Single cell assay for protein palmitoylation dynamics

蛋白质棕榈酰化动力学的单细胞测定

• 批准号: 7276059
• 负责人: LAURA M BORLAND
• 金额: $ 3.42万
• 依托单位: UNIV OF NORTH CAROLINA CHAPEL HILL
• 依托单位国家: 美国
• 财政年份: 2006
• 资助国家: 美国
• 起止时间: 2006-08-01 至 2008-04-11
• 项目状态: 已结题
• 来源: https://reporter.nih.gov/project-details/7276059
• 关键词: 2-bromopalmitate; Acyl Coenzyme A; Agonist; Amino Acids; Attention; Biological Assay; Blood capillaries; C-terminal; Capillary Electrophoresis; Cells; Cellular Membrane; Cerulenin; Chemicals; Chromatography; Coupled; Cultured Cells; Cysteine; Cytolysis; Cytometry; Detection; Enzyme Kinetics; Fatty Acids; Fellowship; Fluorescence; Fluorescence Microscopy; Growth Associated Protein 43; HRAS gene; Image; In Vitro; Individual; Insulin; Investigation; Kinetics; Label; Lasers; Location; MAP Kinase Gene; Measures; Membrane; Methods; Micellar Electrokinetic Capillary Chromatography; Modification; Monitor; Movement; N-terminal; Names; Optics; Palmitates; Peptide Metabolism; Peptides; Phosphorylation; Phosphotransferases; Play; Post-Translational Protein Processing; Proteins; Rate; Receptor Protein-Tyrosine Kinases; Regulation; Role; Sampling; Scheme; Signaling Protein; Site; System; Techniques; Testing; base; capillary; enzyme activity; in vivo; inhibitor/antagonist; interest; intracellular protein transport; p21 N-Ras Protein; palmitoylation; protein function; protein localization location; protein protein interaction; protein transport; ras GTPase-Activating Proteins; small molecule; thioester; time interval

DESCRIPTION (provided by applicant): Palmitoylation, the dynamic and reversible posttranslational modification of proteins, is suggested to play a role in protein signaling by promoting movement and localization of proteins to different sites of action in vivo. A capillary electrophoresis (CE)-based single cell assay will be developed to assess palmitoylation of fluorescently-labeled peptide substrates in vivo. Four peptides will be synthesized and fluorescently-labeled for use as palmitoylation substrates: N-ras, H-ras, GAP-43, and Gi-alpha1. First, palmitoylated and non-palmitoylated versions of these substrates will be separated by micellar electrokinetic capillary chromatography (MEKC) in vitro. Subsequently, single cells loaded with fluorescently-labeled peptides will be lysed and sampled using a laser micropipette system, followed by separation and quantification by MEKC-CE. Substrate palmitoylation will be assessed following pharmacological stimulation with acyl-CoA, cerulenin, 2-bromopalmitate and insulin. Palmitoylation kinetics, before and after pharmacological manipulation, will also be assessed for each of the labeled substrates. Finally, fluorescence microscopy will be used to correlate substrate location to palmitoylation state before and after pharmacological manipulation.

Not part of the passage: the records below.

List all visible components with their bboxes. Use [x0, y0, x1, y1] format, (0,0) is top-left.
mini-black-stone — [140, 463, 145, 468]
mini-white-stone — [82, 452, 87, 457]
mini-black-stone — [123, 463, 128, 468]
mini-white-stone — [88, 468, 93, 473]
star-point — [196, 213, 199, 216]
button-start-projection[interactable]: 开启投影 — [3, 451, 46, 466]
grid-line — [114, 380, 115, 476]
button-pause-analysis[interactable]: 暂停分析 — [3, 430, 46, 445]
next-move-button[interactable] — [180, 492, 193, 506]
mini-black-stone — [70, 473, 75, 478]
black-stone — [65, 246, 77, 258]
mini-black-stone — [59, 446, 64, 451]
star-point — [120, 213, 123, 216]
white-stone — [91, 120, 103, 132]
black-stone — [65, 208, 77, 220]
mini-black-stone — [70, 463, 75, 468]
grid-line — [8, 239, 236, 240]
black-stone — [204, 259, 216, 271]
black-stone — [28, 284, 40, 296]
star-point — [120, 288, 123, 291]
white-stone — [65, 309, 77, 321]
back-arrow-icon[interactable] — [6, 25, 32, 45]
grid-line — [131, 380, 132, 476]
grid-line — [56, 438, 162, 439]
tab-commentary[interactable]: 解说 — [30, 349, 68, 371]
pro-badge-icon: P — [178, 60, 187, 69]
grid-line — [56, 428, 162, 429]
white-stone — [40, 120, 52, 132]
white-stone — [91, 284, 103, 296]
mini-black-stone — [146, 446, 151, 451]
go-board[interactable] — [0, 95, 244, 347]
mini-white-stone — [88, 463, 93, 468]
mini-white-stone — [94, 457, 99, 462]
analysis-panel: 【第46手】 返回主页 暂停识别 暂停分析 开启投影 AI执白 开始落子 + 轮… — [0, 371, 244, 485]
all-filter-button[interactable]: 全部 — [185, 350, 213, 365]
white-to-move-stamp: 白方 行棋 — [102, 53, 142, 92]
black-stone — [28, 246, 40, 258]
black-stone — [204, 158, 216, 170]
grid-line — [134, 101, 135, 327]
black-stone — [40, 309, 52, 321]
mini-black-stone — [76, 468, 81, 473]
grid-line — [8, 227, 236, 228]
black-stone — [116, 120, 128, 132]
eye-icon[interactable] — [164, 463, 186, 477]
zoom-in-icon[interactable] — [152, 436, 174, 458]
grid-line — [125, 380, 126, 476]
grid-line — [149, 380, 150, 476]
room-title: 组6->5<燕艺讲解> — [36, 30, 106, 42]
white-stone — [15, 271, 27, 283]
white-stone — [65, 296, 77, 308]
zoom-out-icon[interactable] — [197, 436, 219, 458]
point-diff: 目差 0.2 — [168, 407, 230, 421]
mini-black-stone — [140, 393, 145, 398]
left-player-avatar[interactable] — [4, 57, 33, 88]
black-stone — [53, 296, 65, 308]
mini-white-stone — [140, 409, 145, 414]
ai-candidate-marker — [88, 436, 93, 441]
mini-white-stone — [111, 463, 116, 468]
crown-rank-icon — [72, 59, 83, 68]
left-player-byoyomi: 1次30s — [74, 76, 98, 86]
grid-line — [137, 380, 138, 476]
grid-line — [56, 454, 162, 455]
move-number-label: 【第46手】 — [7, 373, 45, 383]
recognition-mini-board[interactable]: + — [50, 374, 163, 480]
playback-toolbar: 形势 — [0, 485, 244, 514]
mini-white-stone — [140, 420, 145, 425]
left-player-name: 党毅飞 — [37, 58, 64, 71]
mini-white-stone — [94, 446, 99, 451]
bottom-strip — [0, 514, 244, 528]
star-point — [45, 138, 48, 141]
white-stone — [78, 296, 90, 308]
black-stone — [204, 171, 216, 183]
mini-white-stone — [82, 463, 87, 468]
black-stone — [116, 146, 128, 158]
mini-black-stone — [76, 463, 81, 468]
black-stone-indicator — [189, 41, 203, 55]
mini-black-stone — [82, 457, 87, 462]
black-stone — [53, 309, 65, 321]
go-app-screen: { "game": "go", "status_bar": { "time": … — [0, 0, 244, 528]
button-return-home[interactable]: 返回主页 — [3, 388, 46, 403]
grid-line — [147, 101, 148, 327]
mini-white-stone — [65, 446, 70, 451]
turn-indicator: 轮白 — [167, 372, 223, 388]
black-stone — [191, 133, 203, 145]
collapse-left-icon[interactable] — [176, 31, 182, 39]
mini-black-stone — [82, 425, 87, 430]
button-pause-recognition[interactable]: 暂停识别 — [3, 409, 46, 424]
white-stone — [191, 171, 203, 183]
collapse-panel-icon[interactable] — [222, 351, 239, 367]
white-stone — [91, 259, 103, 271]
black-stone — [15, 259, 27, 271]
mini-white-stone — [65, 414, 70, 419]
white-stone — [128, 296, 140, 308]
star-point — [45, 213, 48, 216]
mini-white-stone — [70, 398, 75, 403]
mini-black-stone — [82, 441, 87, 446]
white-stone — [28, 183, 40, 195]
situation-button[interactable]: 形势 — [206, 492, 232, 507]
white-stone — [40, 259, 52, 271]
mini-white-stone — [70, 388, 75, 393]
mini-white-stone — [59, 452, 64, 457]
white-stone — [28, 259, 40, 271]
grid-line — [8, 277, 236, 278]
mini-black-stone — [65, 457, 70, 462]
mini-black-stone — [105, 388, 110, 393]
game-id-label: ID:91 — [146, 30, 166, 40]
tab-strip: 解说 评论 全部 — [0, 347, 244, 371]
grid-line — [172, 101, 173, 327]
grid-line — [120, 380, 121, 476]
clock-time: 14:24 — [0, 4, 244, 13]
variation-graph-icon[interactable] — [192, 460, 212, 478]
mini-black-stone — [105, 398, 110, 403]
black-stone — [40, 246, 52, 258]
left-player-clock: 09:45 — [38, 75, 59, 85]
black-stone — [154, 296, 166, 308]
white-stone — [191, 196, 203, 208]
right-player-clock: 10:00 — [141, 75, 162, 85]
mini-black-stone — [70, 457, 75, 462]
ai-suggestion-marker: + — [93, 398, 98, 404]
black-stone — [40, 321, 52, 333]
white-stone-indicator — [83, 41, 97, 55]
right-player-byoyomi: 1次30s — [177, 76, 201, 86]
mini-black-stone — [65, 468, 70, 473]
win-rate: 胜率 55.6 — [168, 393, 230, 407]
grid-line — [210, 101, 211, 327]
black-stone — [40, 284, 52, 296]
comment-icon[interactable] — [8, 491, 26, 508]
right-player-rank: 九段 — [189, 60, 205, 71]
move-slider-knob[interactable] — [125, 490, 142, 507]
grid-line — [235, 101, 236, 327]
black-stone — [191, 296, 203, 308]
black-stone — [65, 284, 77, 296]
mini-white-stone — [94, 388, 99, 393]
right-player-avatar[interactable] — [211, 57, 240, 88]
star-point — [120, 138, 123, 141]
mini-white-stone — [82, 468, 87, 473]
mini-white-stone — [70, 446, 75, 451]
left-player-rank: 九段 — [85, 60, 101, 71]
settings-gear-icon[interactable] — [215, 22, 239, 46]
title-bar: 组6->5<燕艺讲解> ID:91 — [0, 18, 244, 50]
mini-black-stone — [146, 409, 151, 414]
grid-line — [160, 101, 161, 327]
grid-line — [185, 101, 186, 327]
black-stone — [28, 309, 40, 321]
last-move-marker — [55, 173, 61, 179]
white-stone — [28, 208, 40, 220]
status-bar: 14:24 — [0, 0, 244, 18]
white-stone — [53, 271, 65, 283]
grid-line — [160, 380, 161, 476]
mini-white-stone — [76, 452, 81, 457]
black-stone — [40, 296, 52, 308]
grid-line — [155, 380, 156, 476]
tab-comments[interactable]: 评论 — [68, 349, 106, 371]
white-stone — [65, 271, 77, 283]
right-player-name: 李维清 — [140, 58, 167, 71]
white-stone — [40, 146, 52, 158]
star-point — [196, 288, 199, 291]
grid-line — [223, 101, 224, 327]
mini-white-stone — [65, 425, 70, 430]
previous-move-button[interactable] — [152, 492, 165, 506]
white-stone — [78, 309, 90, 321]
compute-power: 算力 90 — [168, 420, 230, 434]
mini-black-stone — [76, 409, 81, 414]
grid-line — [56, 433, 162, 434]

描述（由申请人提供）：棕榈酰化是蛋白质的动态和可逆的翻译后修饰，通过促进蛋白质在体内移动和定位到不同的作用位点，在蛋白质信号传导中发挥作用。将开发基于毛细管电泳（CE）的单细胞测定法，以评估体内荧光标记肽底物的棕榈酰化。将合成并荧光标记四种肽用作棕榈酰化底物：N-ras、H-ras、GAP-43和Gi-alpha 1。首先，这些底物的棕榈酰化和非棕榈酰化版本将通过胶束电动毛细管色谱法（MEKC）在体外分离。随后，使用激光微量移液管系统裂解负载有荧光标记肽的单细胞并取样，然后通过MEKC-CE进行分离和定量。在用酰基辅酶A、浅蓝菌素、2-溴棕榈酸酯和胰岛素进行药理学刺激后，评估底物棕榈酰化。还将评估每种标记底物在药理学操作前后的棕榈酰化动力学。最后，荧光显微镜将用于将底物位置与药理学操作前后的棕榈酰化状态相关联。